通常の証明書に、このような「日本を代表する銘石の一つ…」なんて付けないですよね。
ここからして、もうすでに胡散臭い雰囲気が漂っています。
ついに、Aさん夫婦は大阪府警に被害を届け出たのです。
4.業者側の苦し紛れの怪しい言い訳
大阪府警が鑑定した結果、墓石に使用された石は、やはり「大島石」ではなく韓国産であることが判明しました。
大阪府警は2009年(平成21年)12月に不正競争防止法違反(産地偽装)容疑などで、墓石を販売した業者の事務所を捜索しました。
朝日放送の記者のインタビューに答えた墓石販売業者の社長はテレビに向かって・・・
長いことやってましたけど、てっきり騙されましたわ。その時に大島石の一番良いものでお願いします、ということでお願いしたんですよ。
結果的に彼を信じきってたもんですから…
偽装業者
「ほんまかいな」と言いたくなるくらいのコメントですね。
この墓石販売業者の社長が言う「彼」とは、墓石の仕入れ先である卸売業者のことのようです。
しかし、これは「石材店が石を見分けられない」と言っているようなものです。
本物か偽物かを見分けられることもできずに、はたしてプロと言えるのでしょうか?
また、墓石販売業者の社長自らが発行した「産地証明書」についても・・・
原産地証明は墓石を販売した小売店が印鑑を押して出すものだという卸売業者からの説明だったので、私の印鑑で出した。
偽装業者
このように、産地証明書についても、卸売業者に言われるままに書いたと説明する社長ですが、ますます怪しい感じです。
で、その卸売業者に朝日放送が取材をしたところ、
その石材店と石の種類について話をしたことは一度もない。
石を運ぶ注文を受けただけ。
卸売業者
と、これまた怪しい。
石材店と卸売業者、はたしてどちらの言い分が正しいのやら・・・
5.お墓のトラブル相談は年間1000件超!
最終的には、Aさんは墓石を販売した業者に、支払った購入代金の全額を月々返済させる約束を取り付けました。
なんと、全額一括ではなく分割返済とはビックリですね。
そして、2010年(平成22年)1月、捜査書類を大阪地検に送付し捜査を終えました。

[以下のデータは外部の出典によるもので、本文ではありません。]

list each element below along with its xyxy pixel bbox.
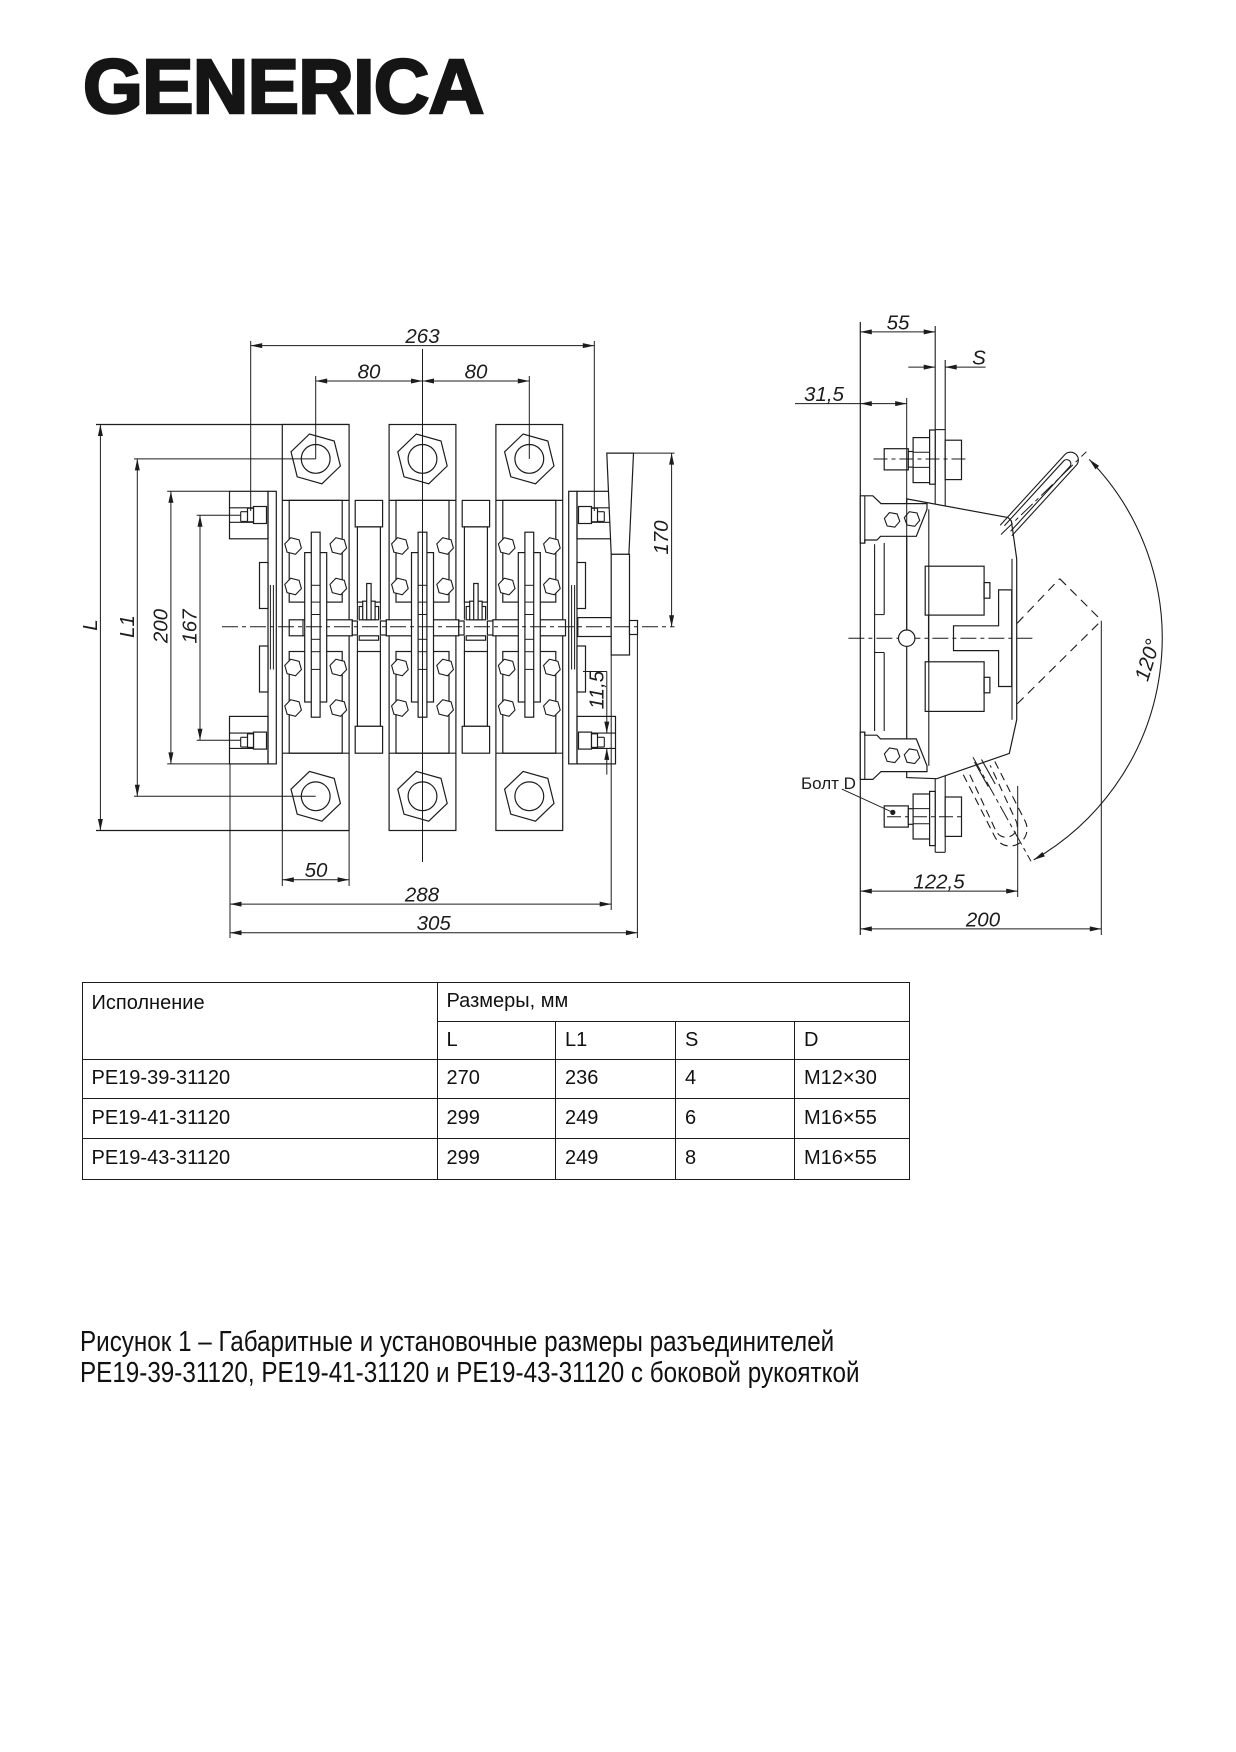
side view bottom mounting bolt bbox=[884, 791, 964, 845]
handle grip front view bbox=[607, 453, 634, 554]
pole 1 top hex nut bbox=[291, 434, 340, 484]
handle arm bar front view bbox=[611, 554, 629, 655]
svg-text:50: 50 bbox=[305, 859, 328, 882]
left bracket top arm with bolt bbox=[230, 491, 269, 539]
pole 1 terminal blocks bbox=[282, 500, 349, 753]
dimension 122,5 horizontal bbox=[860, 786, 1017, 897]
pole 2 contact bar bbox=[389, 425, 456, 831]
handle up position grip bbox=[1000, 452, 1086, 536]
right bracket plate bbox=[569, 491, 586, 764]
pole 3 center extension line bbox=[528, 376, 530, 459]
pole 2 blade assembly bbox=[412, 532, 434, 717]
dimension L1 vertical bbox=[116, 459, 316, 796]
pole 3 contact bar bbox=[496, 425, 563, 831]
svg-text:263: 263 bbox=[404, 325, 440, 348]
handle down position dashed bbox=[963, 757, 1031, 861]
dashed open-position envelope bbox=[1017, 579, 1101, 704]
side view top clamp bbox=[860, 496, 927, 543]
pole 2 terminal blocks bbox=[389, 500, 456, 753]
side view contact bar T shape bbox=[954, 590, 1012, 687]
pole 3 small hex bolts bbox=[498, 538, 560, 717]
side view center line bbox=[848, 637, 1035, 639]
svg-text:80: 80 bbox=[465, 360, 488, 383]
insulator tower 1 between poles bbox=[355, 500, 382, 753]
right bracket bottom arm with bolt bbox=[577, 716, 616, 764]
pole 1 contact bar bbox=[282, 425, 349, 831]
crank fork on shaft gap 2 bbox=[466, 584, 485, 641]
label Bolt D with leader bbox=[801, 774, 895, 815]
pole 1 center extension line bbox=[315, 376, 317, 459]
front view: pole bar top edge with L extension line bbox=[96, 424, 349, 426]
side view top mounting bolt bbox=[874, 430, 970, 484]
side view bottom clamp bbox=[860, 732, 927, 779]
dimension L vertical bbox=[79, 425, 103, 831]
pole 3 terminal blocks bbox=[496, 500, 563, 753]
dimension 263 horizontal bbox=[251, 325, 595, 511]
arc 120 degrees bbox=[1034, 459, 1165, 860]
crank fork on shaft gap 1 bbox=[359, 584, 378, 641]
pole 2 center line bbox=[422, 349, 424, 862]
svg-text:11,5: 11,5 bbox=[585, 670, 608, 709]
figure caption bbox=[80, 1327, 860, 1388]
right bracket top arm with bolt bbox=[577, 491, 616, 539]
side view switch body outline bbox=[907, 499, 1017, 779]
handle down arm solid lines bbox=[975, 760, 996, 787]
pole 2 top hex nut bbox=[398, 434, 447, 484]
left bracket bottom arm with bolt bbox=[230, 716, 269, 764]
svg-text:L1: L1 bbox=[116, 615, 139, 638]
dimension 11,5 vertical bbox=[583, 670, 609, 774]
dimension 50 horizontal bbox=[282, 831, 349, 887]
dimension 305 horizontal bbox=[230, 635, 637, 939]
shaft square section pole 3 bbox=[493, 620, 566, 636]
svg-text:80: 80 bbox=[358, 360, 381, 383]
svg-text:31,5: 31,5 bbox=[804, 383, 844, 406]
shaft square section pole 2 bbox=[386, 620, 459, 636]
side view rail plate between clamps bbox=[875, 543, 885, 731]
dimension 31,5 horizontal bbox=[795, 383, 907, 406]
side view mounting panel thickness S bbox=[935, 326, 945, 852]
svg-text:200: 200 bbox=[965, 908, 1001, 931]
side view block connector line bbox=[928, 615, 930, 662]
pole 2 bottom hex nut bbox=[398, 771, 447, 821]
svg-text:305: 305 bbox=[417, 912, 452, 935]
side view mounting plate left face bbox=[859, 322, 861, 935]
dimension 55 horizontal bbox=[860, 311, 935, 334]
GENERICA logo bbox=[83, 43, 483, 132]
right bracket shaft hub bbox=[578, 618, 611, 637]
svg-text:170: 170 bbox=[650, 520, 673, 555]
dimension S bbox=[908, 347, 986, 370]
shaft connector gap 2 bbox=[459, 621, 493, 635]
pole 1 blade assembly bbox=[305, 532, 327, 717]
svg-text:55: 55 bbox=[887, 311, 910, 334]
svg-text:122,5: 122,5 bbox=[913, 871, 965, 894]
side view lower terminal block bbox=[925, 662, 990, 712]
svg-text:200: 200 bbox=[149, 608, 172, 644]
shaft connector gap 1 bbox=[352, 621, 386, 635]
dimension 200 vertical bbox=[149, 491, 229, 764]
dimension 288 horizontal bbox=[230, 655, 611, 938]
pole 2 small hex bolts bbox=[392, 538, 454, 717]
front view: pole bar bottom edge with L extension line bbox=[96, 830, 349, 832]
side view upper terminal block bbox=[925, 566, 990, 615]
side view bolt axis vertical line bbox=[906, 398, 908, 630]
pole 3 blade assembly bbox=[518, 532, 540, 717]
pole 3 bottom hex nut bbox=[505, 771, 554, 821]
dimension 80 right bbox=[423, 360, 530, 383]
pole 1 bottom hex nut bbox=[291, 771, 340, 821]
svg-text:Болт D: Болт D bbox=[801, 774, 856, 793]
pole 3 top hex nut bbox=[505, 434, 554, 484]
side view shaft circle bbox=[899, 630, 915, 646]
side view body face step line bbox=[928, 509, 930, 765]
specification table bbox=[82, 982, 910, 1180]
front view shaft center line bbox=[222, 626, 675, 628]
dimension 167 vertical bbox=[179, 515, 241, 740]
svg-text:288: 288 bbox=[404, 884, 440, 907]
shaft end cap right of handle bbox=[630, 621, 638, 635]
shaft square section pole 1 bbox=[289, 620, 352, 636]
dimension 80 left bbox=[316, 360, 423, 383]
left bracket plate bbox=[260, 491, 277, 764]
pole 1 small hex bolts bbox=[285, 538, 347, 717]
dimension 200 horizontal side view bbox=[860, 621, 1101, 935]
svg-text:L: L bbox=[79, 619, 102, 630]
svg-text:167: 167 bbox=[179, 608, 202, 644]
dimension 170 vertical at handle bbox=[634, 453, 675, 627]
svg-text:S: S bbox=[972, 347, 986, 370]
insulator tower 2 between poles bbox=[462, 500, 489, 753]
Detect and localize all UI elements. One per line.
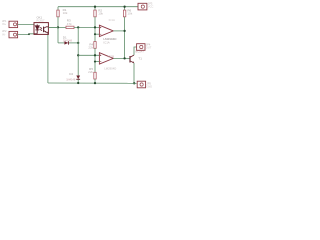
svg-text:IN-: IN-	[2, 32, 6, 36]
node junction rail R2	[94, 6, 96, 8]
node junction op-amp2 minus	[94, 61, 96, 63]
wire emitter down to rail	[133, 63, 135, 83]
wire opto collector to node A	[48, 26, 58, 28]
wire R1 top stub	[57, 7, 59, 10]
svg-text:10k: 10k	[127, 12, 132, 16]
node junction R5 rail	[94, 82, 96, 84]
node A junction	[57, 26, 59, 28]
svg-text:T1: T1	[138, 56, 142, 60]
wire D2 to ground rail	[77, 79, 79, 83]
node junction R3 branch	[77, 26, 79, 28]
node junction D2 rail	[77, 82, 79, 84]
svg-text:VCC: VCC	[148, 5, 154, 9]
diode D2	[66, 72, 80, 82]
svg-text:1N4148: 1N4148	[63, 38, 73, 42]
resistor R5	[88, 67, 96, 79]
resistor R1	[57, 8, 68, 17]
wire R2 bottom down	[94, 17, 96, 42]
svg-text:GND: GND	[146, 85, 152, 89]
svg-text:22k: 22k	[88, 70, 93, 74]
connector JP1 pin 2	[2, 29, 18, 38]
wire op-amp2 output to transistor base	[113, 57, 130, 59]
node junction op-amp2 input branch	[77, 54, 79, 56]
svg-text:10k: 10k	[98, 12, 103, 16]
node junction cathode wire	[28, 33, 30, 35]
svg-text:10k: 10k	[63, 11, 68, 15]
wire opto collector to node A to R3	[48, 26, 66, 28]
op-amp U1B	[99, 53, 116, 71]
wire diode to branch node	[69, 42, 78, 44]
ground rail bottom	[48, 82, 137, 84]
node junction output1	[123, 30, 125, 32]
svg-text:LM2904D: LM2904D	[104, 66, 116, 70]
node junction emitter rail	[133, 82, 135, 84]
wire R6 rail stub	[124, 7, 126, 10]
wire node A down	[57, 27, 59, 43]
transistor T1	[130, 49, 144, 63]
svg-text:IC1A: IC1A	[103, 40, 109, 44]
node junction op-amp2 plus	[94, 54, 96, 56]
wire R5 bottom to rail	[94, 79, 96, 83]
svg-text:PC817: PC817	[37, 19, 45, 23]
op-amp U1A	[99, 18, 117, 44]
connector JP3 supply	[138, 2, 154, 10]
resistor R4	[88, 42, 96, 50]
wire collector up	[134, 47, 137, 55]
resistor R3 horizontal	[66, 18, 74, 28]
wire R6 bottom down to outputs	[124, 17, 126, 59]
node junction op-amp1 plus	[94, 26, 96, 28]
wire op-amp2 minus stub	[95, 61, 99, 63]
wire R3 to op-amp input	[74, 26, 99, 28]
node junction rail R6	[123, 6, 125, 8]
wire op-amp1 minus stub	[95, 33, 99, 35]
svg-text:IC1A: IC1A	[109, 18, 115, 22]
wire emitter drop from optocoupler	[47, 34, 49, 83]
diode D1	[63, 35, 73, 44]
wire divider branch vertical	[77, 27, 79, 75]
wire to op-amp2 plus input	[78, 54, 99, 56]
wire JP1-2 to opto cathode	[18, 33, 34, 36]
wire top supply rail	[58, 6, 138, 8]
connector JP4 output	[137, 42, 152, 50]
resistor R2	[94, 8, 104, 16]
svg-text:OUT: OUT	[146, 45, 152, 49]
node junction op-amp1 minus	[94, 33, 96, 35]
node junction diode branch	[77, 42, 79, 44]
node junction output2	[123, 57, 125, 59]
wire R2 rail stub	[94, 7, 96, 10]
wire JP1-1 to opto anode	[18, 23, 34, 25]
svg-text:D2: D2	[69, 72, 73, 76]
svg-text:1N4148: 1N4148	[66, 78, 76, 82]
connector JP1 pin 1	[2, 19, 18, 28]
svg-text:IN+: IN+	[2, 22, 7, 26]
wire R1 bottom to node A	[57, 17, 59, 28]
svg-text:47k: 47k	[67, 22, 72, 26]
svg-text:22k: 22k	[88, 45, 93, 49]
resistor R6	[123, 8, 132, 16]
wire to diode D1	[58, 42, 64, 44]
svg-text:IC1B: IC1B	[108, 54, 114, 58]
optocoupler OK1	[34, 16, 48, 35]
connector JP5 ground	[137, 81, 152, 89]
wire R4 bottom down	[94, 48, 96, 72]
wire op-amp1 output	[113, 30, 124, 32]
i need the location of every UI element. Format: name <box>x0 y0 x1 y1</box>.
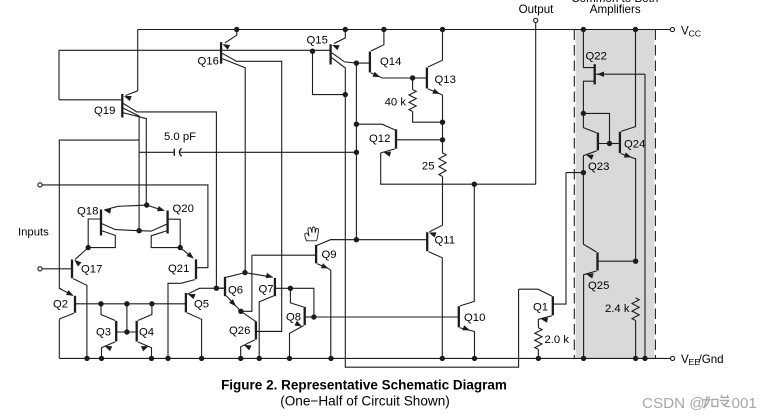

Aさんは墓石を撤去し、改めてお墓を建立する予定とのことのようです。
讀賣新聞の取材に対しAさんは、
示談はしたが、お墓を使ってだますような行為は今でも許せない。
Aさん
と、憤っていたとのことです。
読売新聞の記事によると、
国民生活センターによると、墓石に関する苦情・相談は、2000年度は686件だったが、2005年度には1308件と倍増。その後、高止まり状態が続き、2008年度には1414件、2009年度は1364件だった。
内容は「建立してすぐに石が欠けた」といった品質に関するトラブルのほか、「内金を支払った後、業者に電話がつながらなくなった」「相場より数百万円も高く購入させられているようだが返金してもらえるのか」といった購入代金に絡むものが多いという。
引用元:「讀賣新聞」2010年(平成22年)5月7日号
その後の2015年の調査では、一般消費者からの国民生活センターへの墓石関係の相談は1,192件。
ちなみに、類似業界の仏壇関係は608件、葬儀関係は617件となっており、墓石に関する相談はこれらの倍近くになっていることになります。
同業者である私たちにとっては、あまり喜ばしい数字ではないのですが事実なのです。
6.まとめ
この事件は、「不正競争防止法違反(産地偽装)容疑」という、りっぱな犯罪として、大阪府警による捜索を受けました。
墓石を巡る偽装疑惑は「産地偽装」だけにとどまりません。
- 石のランク(等級)
- 墓所での手抜き工事
など様々です。
「故人のために少しでも良いお墓を建ててあげたい」
そんな想いにつけ込む卑劣な行為。
消費者の知識が少ないことを逆手にとり、利益を得ようとする悪徳業者。
やはり、後悔しない満足のいくお墓づくりのためには、石の種類や墓石のデザインよりも、まずは信頼できる石材店を選ぶことが最も重要なのです。